On s'identifie d'autant moins avec Godzilla dans Godzilla (1998). Déjà pour des raisons de budget, parce qu'on avait vu mieux juste avant et que le cinéma de grande audience perdait alors un peu de ses moyens. Les acteurs sont clairement de seconde zone et n'encadrent aucun fil narratif à la hauteur de ce qui leur arrive. Le monstre est tellement grand et insurmontable qu'on voit revenir les têtes des acteurs avec une sorte d'agacement. Ce général d'armée ou commandant en chef m'a paru notamment de la platitude la plus arrogante et la plus niaise possible.

Mais il faut bien reconnaître qu'un aperçu du Gojira de la version japonaise (maquettes d'hélicoptères, immeubles en carton sur fond de feu) donne envie d'en goûter un peu plus dans la version américaine ; c'est malheureusement vite absurde, puisqu'au lieu de détruire New York comme toute l'exposition en formule la menace, Godzilla se balade tranquillement entre les immeubles déjà évacués, comme si c'était sa ville ; il est sympa, il a envie de visiter. Quelques idioties parviennent même à l'apprivoiser : il suffit de ne pas bouger (le spécialiste du nucléaire qu'est Matthew Broderick s'y connaît), ou de lui livrer toute prête une centaine de tonnes de poissons ("It works !" doit être prononcé de temps en temps). L'intérêt peut-être de cette version assez ratée, c'est son réalisateur. Roland Emerich n'est pas n'importe qui. Il y a dans Godzilla un certain humour des détails, humour un peu nul si l'on veut, parfois assez insistant, parfois juste de détail. La première scène de Matthew Broderick le montre balbutier quelques secondes entre son croate et son anglais (puisqu'il s'est porté volontaire pour aller ratisser Chernobyl), puis dire "Ah shit!" et pour le reste du film parler un anglais parfait. Beaucoup d'éléments aussi peu nécessaires jonchent le film et lui donnent du crédit. Par la suite ce sont des personnages maladroits qui font un geste cocasse, un gradé qui éternue dans sa main juste avant de la tendre.
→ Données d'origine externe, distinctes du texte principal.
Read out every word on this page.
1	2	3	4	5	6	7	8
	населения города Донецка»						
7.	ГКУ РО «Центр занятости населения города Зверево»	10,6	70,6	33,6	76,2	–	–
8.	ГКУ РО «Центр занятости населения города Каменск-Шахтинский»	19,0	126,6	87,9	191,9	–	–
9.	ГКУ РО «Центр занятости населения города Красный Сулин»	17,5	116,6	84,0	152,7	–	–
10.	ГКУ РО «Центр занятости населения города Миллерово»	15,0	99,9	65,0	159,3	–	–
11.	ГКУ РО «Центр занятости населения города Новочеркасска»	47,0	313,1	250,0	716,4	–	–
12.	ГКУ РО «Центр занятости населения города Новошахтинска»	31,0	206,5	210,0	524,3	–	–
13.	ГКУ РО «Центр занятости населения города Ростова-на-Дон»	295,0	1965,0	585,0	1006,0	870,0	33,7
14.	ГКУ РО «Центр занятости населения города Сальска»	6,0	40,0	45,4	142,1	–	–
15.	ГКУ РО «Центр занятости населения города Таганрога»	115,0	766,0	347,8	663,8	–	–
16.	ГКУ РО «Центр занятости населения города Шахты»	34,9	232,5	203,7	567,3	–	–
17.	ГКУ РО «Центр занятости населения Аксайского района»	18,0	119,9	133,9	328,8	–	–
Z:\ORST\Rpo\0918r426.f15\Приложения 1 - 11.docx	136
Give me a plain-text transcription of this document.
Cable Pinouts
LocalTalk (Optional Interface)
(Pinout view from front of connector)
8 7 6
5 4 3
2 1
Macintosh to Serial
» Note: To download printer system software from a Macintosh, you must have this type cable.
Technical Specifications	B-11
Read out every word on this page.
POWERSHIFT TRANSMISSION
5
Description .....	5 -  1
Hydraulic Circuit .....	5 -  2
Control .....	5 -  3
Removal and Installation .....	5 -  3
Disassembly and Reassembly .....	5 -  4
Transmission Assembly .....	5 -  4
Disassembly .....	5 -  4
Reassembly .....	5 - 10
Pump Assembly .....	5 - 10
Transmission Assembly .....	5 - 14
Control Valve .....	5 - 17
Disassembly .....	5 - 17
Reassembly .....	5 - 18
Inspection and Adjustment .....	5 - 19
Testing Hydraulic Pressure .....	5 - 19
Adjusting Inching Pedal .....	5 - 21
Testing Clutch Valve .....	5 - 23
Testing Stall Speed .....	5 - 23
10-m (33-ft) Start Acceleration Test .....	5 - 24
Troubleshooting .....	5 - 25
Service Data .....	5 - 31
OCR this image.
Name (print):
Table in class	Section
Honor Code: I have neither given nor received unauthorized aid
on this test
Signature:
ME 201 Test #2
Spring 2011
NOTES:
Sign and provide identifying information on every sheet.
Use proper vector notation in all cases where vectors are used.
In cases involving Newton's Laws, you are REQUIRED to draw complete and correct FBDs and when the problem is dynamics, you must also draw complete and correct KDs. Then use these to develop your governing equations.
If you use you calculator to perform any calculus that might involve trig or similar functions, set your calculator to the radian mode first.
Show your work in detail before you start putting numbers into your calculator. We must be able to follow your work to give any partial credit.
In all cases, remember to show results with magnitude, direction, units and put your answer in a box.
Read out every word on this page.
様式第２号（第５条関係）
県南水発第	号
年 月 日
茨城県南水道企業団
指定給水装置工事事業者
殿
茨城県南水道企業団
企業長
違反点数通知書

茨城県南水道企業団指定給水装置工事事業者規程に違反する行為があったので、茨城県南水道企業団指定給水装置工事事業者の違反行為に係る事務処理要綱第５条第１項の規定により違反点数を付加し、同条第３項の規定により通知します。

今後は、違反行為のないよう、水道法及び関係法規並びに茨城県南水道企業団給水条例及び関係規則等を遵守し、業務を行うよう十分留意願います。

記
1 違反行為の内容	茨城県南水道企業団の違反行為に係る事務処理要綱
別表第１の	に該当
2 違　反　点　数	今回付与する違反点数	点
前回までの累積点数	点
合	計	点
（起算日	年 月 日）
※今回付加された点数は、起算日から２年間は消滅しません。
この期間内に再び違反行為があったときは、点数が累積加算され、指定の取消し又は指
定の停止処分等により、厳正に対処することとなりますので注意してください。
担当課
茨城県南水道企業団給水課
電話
On comprend qu'Emerich aime raconter les ascensions, les montées de pouvoir, les actes héroïques comme les profits personnels. Il s'attache à la personnalité du "gentil", de la "gentille" pour contrecarrer cette dialectique, comme les incarnations parfaites du mérite : le gentil savant a été viré du projet, il est récupéré par les Français (Jean Reno et sa troupe, aurait-on pu trouver pire) au fil desquels il découvrira une amitié sincère (?) et la garantie d'être reconnu-compris-aimé à la fin ; la gentille reporter-to-be diffuse la vidéo du savant, mais elle se fait piquer le sujet par son patron diabolique ; elle finira tout de même par décrocher la chance de sa vie en allant jusqu'au bout de son erreur et en la réparant. Le système de châtiments et de rédemptions dans Godzilla répond d'ailleurs à un pur diktat hollywoodien, établi depuis longtemps et qui persévère encore aujourd'hui.

James Whale devait bien se marrer, lui, dans le Hollywood des années 30.